Roundtables help manage the fish stock on the west coast of Vancouver Island
In Ahousaht et al vs. Canada, the Trial Judge found that economic trade in fish happened regularly, in substantial quantities, and was integral to Nuu-chah-nulth First Nations cultural practices.
Today, Nuu-chah-nulth Nations collaboratively work with stakeholders at West Coast Vancouver Island (WCVI) Roundtables in Barkley, Clayoquot, Nootka and Kyuquot communities with the goal of ensuring that all groups can fully attain their salmon allocations, which provide food, social, ceremonial, and economic benefits.
“The first WCVI Roundtable came out of a conflict over access to the resource for Area 23,” said Diana Dobson, Program Head, WCVI Stock Assessment for DFO. Currently, the west coast of Vancouver Island Roundtables comprise Areas 23 (Barkley, both harvest and stewardship), 24 (Clayoquot), 25 (Nootka), and 26 (Kyuquot), bringing together First Nations, DFO, sports and recreation, commercial, and stewardship groups that historically wouldn’t have sat together at the table.
“In the past each group would meet bilaterally with DFO and be asked what would be best for them without considering other groups,” said Tawney Lem, Executive Director of Management for West Coast Aquatic. “Today, WCVI Roundtables are a cooperative process where First Nations and stakeholders look for solutions that work for all groups.”
Steve Tatoosh, Chief Councillor, Hupacasath First Nation has participated in Area 23 Roundtables for six years and agreed. “Roundtables provide an atmosphere for rightful owners of the resource and stakeholders to offer their input on how the resource is managed.”
During the February to May “pre-season,” the Roundtables do the heavy lifting by creating an annual fishing plan, which includes management actions for various environmental scenarios, looks at when First Nations and users are out on the water, what days they’ll fish, and what times.
During “in-season” summer months, groups receive updates on escapement and send out test fishing boats to determine the size of the runs (i.e., higher or lower than the forecast), considering whether to make adjustments based on information coming back.
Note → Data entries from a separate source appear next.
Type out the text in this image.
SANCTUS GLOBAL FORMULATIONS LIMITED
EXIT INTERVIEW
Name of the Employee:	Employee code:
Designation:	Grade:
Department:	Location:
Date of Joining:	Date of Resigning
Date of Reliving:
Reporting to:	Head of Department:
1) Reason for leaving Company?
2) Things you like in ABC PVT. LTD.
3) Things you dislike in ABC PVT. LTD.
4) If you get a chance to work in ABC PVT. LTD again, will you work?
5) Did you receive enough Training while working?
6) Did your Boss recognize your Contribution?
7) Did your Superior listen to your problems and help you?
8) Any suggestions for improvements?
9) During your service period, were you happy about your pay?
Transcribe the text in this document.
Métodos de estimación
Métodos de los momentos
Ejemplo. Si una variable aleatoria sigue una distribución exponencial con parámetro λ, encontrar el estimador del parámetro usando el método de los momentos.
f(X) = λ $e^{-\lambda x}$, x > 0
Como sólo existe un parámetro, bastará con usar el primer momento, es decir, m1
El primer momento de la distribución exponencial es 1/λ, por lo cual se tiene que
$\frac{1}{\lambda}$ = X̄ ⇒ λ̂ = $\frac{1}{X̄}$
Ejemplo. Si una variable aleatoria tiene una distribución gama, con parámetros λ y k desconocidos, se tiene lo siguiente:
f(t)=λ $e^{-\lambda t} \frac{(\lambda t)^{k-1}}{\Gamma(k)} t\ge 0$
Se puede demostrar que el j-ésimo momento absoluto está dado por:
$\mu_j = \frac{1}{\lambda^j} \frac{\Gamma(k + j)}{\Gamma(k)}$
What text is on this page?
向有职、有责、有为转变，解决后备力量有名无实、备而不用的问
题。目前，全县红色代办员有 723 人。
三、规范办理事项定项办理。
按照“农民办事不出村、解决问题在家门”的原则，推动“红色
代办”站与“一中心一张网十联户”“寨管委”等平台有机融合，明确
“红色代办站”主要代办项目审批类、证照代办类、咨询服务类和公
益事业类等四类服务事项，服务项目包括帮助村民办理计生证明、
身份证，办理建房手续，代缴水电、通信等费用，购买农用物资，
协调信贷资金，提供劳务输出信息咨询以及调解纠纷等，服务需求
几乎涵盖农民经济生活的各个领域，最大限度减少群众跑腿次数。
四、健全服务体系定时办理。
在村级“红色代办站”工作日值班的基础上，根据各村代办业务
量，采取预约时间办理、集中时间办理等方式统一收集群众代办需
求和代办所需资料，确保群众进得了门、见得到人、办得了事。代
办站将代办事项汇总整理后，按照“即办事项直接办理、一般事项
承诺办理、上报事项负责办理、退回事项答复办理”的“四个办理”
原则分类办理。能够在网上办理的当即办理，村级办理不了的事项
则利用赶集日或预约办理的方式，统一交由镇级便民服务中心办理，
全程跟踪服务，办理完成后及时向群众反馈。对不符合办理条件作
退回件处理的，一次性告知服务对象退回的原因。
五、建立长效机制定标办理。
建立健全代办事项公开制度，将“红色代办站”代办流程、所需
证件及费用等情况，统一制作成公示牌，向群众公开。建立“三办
Between about October to January WCVI Roundtable groups for the four areas conduct a post-season review of their management plan to see how well the plan was adhered to, and to see if the plan was robust enough to address issues that arose in-season.
At that time the groups decide whether the plan needs updating. During this process, issues often arise that spark concern at the table.
As an example, returning sockeye numbers were historically high in 2015 yet there was a challenge around accessing salmon due to low water levels and high water temperatures.
“There was a lot of concern at the table,” said Lem, “yet even during the discussions people realized that these issues impact everyone and collectively they needed to find a solution.”
“It’s a good way to work through problems,” said Graham Murell, Biologist and Fisheries Manager, Hupacasath First Nation about how Roundtables come to agreement when an issue arises. Another advantage of the WCVI Roundtables is in how the consensus-based approach can lead to new solutions.
Highlighting the “creativity” and “flexibility” at the tables, Andy Olson, Fisheries Manager Biologist, Tseshaht First Nation said at a recent Council of Ha’wiih Forum on Fisheries that through the roundtable process Tseshaht First Nation was able to negotiate a fishery to use small mesh gear to target mostly three-year old male chinook, and that they harvested 7,000 chinook.
Speaking about how the meetings have impacted the area overall, Tatoosh said that for Area 23 the “meetings have meant better management for the Alberni Inlet and Port Alberni in general.” This progression towards “better management” is related to the fact that the Nuu-chah-nulth Nations participating in the Roundtables are exercising their Aboriginal rights to manage and access the resources.
“The Nations that are part of these discussions are managing their own fishery and helping to design fishery management plans with other stakeholders that are more comprehensive and nuanced than the way DFO might look at the world outside this co-management approach,” said Dobson.
“The resulting plans better meet the needs and objectives of the First Nation communities and other stakeholders and it makes sense that they’d be more engaged with the process as a result.”
Still, she and others often use the word “compromise” to describe how all groups operate to make it work.
“Compromise is definitely a big benefit of the table,” said Tatoosh. “There’s give and take between each group.”